Uluslararası politika mutlaka çok karmaşık denklemlerle örülmüş durumda. Ancak bu denklemlerde Türkiye’nin taviz veren taraf gibi görünmesi, ya da pazarlık sürecini kontrol eder gibi görünüp sonrasında neden “iddialarından” ve savlarından vazgeçmesini anlamak hayli zor! Ya da ne adına? NATO Genel Sekreter Yardımcısı’nın ya da Afganistan’daki resmi temsilcinin Türk olması verilen tavizler için anlamlı bir karşılık mı?
Gelelim piyasalara...
Haftaya Obama’nın ziyareti ile başlayacağız. Tabii ki yeni seçilmiş ABD Başkanı’nın ilk müslüman ülke olarak Türkiye’yi seçmiş olması önemli. Hem Türkiye hem de müslüman dünya ile yeni dönemde izlenecek ABD politikaları adına vereceği mesajlar daha da önemli. Tabii ki bir misafir olarak; kamuoyunun hoşuna gidecek, gururlarını ve gönüllerini okşayacak mesajlar verecektir.

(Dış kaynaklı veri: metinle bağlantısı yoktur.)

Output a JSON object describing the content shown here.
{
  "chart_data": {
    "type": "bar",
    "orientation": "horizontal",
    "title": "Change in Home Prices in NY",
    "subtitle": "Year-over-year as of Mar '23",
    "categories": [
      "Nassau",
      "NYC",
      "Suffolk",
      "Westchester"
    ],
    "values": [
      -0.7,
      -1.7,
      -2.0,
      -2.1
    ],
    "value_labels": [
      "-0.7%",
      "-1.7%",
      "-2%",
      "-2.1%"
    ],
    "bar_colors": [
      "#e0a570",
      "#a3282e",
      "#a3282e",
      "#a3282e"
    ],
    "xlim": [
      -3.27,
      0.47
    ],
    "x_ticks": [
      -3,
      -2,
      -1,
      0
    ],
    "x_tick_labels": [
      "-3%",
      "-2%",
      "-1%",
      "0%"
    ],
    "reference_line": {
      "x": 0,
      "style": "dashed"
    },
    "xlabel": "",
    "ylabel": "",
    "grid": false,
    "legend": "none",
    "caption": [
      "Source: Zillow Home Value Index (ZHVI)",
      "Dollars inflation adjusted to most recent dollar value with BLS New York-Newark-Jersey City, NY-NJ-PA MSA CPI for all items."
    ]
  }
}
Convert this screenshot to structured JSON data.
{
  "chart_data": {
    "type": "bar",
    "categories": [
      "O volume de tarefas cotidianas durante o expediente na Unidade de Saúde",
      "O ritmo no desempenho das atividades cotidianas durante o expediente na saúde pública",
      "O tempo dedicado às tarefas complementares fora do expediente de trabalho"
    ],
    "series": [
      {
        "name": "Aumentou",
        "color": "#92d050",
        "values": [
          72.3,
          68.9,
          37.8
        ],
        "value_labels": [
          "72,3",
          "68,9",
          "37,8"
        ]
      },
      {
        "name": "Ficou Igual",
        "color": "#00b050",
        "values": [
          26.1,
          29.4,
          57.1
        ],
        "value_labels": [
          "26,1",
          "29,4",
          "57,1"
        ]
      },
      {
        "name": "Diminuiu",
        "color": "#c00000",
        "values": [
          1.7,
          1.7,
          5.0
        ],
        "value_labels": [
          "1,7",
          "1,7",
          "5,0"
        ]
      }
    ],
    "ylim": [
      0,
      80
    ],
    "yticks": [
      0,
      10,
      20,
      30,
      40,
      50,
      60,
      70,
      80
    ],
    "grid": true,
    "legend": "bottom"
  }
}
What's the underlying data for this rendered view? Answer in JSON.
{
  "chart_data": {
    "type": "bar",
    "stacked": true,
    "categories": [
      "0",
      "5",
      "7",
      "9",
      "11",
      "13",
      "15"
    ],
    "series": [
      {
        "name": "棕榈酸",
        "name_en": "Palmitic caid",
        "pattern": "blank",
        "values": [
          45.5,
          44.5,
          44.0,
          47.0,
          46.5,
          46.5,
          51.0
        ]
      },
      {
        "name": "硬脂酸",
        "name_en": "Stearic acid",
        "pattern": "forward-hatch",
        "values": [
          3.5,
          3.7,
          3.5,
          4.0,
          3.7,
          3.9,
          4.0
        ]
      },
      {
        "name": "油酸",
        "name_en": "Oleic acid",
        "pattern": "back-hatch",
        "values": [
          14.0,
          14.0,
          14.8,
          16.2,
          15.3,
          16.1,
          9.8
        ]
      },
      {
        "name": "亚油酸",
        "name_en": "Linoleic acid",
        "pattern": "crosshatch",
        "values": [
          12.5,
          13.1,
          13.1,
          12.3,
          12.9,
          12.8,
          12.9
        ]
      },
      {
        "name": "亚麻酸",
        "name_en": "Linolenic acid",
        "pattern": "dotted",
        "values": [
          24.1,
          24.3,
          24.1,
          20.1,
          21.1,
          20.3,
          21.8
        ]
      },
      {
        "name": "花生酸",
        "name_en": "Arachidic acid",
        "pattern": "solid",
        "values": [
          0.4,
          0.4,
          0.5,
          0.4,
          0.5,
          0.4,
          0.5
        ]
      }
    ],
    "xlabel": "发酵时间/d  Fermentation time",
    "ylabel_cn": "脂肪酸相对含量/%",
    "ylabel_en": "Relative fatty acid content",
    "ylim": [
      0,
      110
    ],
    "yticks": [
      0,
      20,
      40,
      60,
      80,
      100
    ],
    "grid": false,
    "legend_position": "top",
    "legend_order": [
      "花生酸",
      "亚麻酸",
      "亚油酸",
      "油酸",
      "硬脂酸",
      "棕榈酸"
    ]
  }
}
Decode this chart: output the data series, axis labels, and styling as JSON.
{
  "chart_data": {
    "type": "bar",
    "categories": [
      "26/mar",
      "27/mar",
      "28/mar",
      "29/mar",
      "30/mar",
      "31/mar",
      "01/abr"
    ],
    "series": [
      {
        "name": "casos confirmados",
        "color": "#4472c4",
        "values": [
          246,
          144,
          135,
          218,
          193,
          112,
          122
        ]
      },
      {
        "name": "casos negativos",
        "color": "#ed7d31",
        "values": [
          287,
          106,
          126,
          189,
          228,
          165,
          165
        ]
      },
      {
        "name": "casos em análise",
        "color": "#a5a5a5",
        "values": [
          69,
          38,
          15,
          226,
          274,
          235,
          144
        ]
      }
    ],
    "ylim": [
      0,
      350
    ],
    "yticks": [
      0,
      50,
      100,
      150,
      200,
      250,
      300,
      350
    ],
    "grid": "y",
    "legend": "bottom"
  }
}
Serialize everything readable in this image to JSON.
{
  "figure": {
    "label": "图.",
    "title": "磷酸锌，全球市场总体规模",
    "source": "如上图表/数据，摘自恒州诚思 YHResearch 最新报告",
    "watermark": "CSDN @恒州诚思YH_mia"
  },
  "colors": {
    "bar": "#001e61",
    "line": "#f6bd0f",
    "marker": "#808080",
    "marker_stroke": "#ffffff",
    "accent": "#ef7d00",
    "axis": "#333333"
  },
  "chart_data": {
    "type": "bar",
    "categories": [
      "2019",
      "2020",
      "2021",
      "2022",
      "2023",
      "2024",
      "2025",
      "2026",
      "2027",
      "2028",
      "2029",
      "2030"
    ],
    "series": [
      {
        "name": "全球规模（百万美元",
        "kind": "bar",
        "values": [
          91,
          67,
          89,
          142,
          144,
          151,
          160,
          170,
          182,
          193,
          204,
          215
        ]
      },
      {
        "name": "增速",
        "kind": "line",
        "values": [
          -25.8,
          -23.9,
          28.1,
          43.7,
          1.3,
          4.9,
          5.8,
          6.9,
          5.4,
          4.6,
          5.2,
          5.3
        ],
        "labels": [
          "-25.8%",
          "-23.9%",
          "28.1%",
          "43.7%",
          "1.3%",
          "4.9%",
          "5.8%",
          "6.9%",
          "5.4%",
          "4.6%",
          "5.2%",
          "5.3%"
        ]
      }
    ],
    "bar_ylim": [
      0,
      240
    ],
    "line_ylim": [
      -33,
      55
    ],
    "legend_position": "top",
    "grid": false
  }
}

Bu hava piyasalarda yaşanmakta olan olumlu havayı destekleyecektir. Geçtiğimiz hafta içinde dolar/TL kurlarında 1.62 seviyelerinin tutacağını belirtmiştim. Ancak haftalık kapanışın 1.62’nin oldukça altında olması; 1.5660 seviyesi yeni hedef ve önemli bir destek seviyesi olarak karşımıza çıkarıyor. Yine de bunca olumlu havaya rağmen bu seviyenin aşağı geçilmesi zor olabilir.
Obama ve olumlu havanın katkısıyla; İMKB’de 27.400-27.750’ye kadar bir hareket olabilir. Dow Jones Endeksi’ndeki 7.990-8.275 arasına kadar yaşanabilecek bir hareket İMKB’deki böylesi bir yükselişi destekler. Kısa vadede hisse senedi piyasalarında yükseliş hareketinin hız kesmesi ve bu hafta içinde düzeltme benzeri geri çekilmeler görme ihtimali yüksek.
Dow Jones’ta 7.720 ve ardından da 7.560 seviyelerine; benzer bir şekilde İMKB’de de 26.025 ve ardından da 24.900’lere kadar devam edebilecek bir geri çekilme yaşanabilir.
Bu düzeltmelerin ya da geri çekilmelerin; yükselişin devamı açısından sağlıklı olduğunu akılda bulundurmakta fayda var.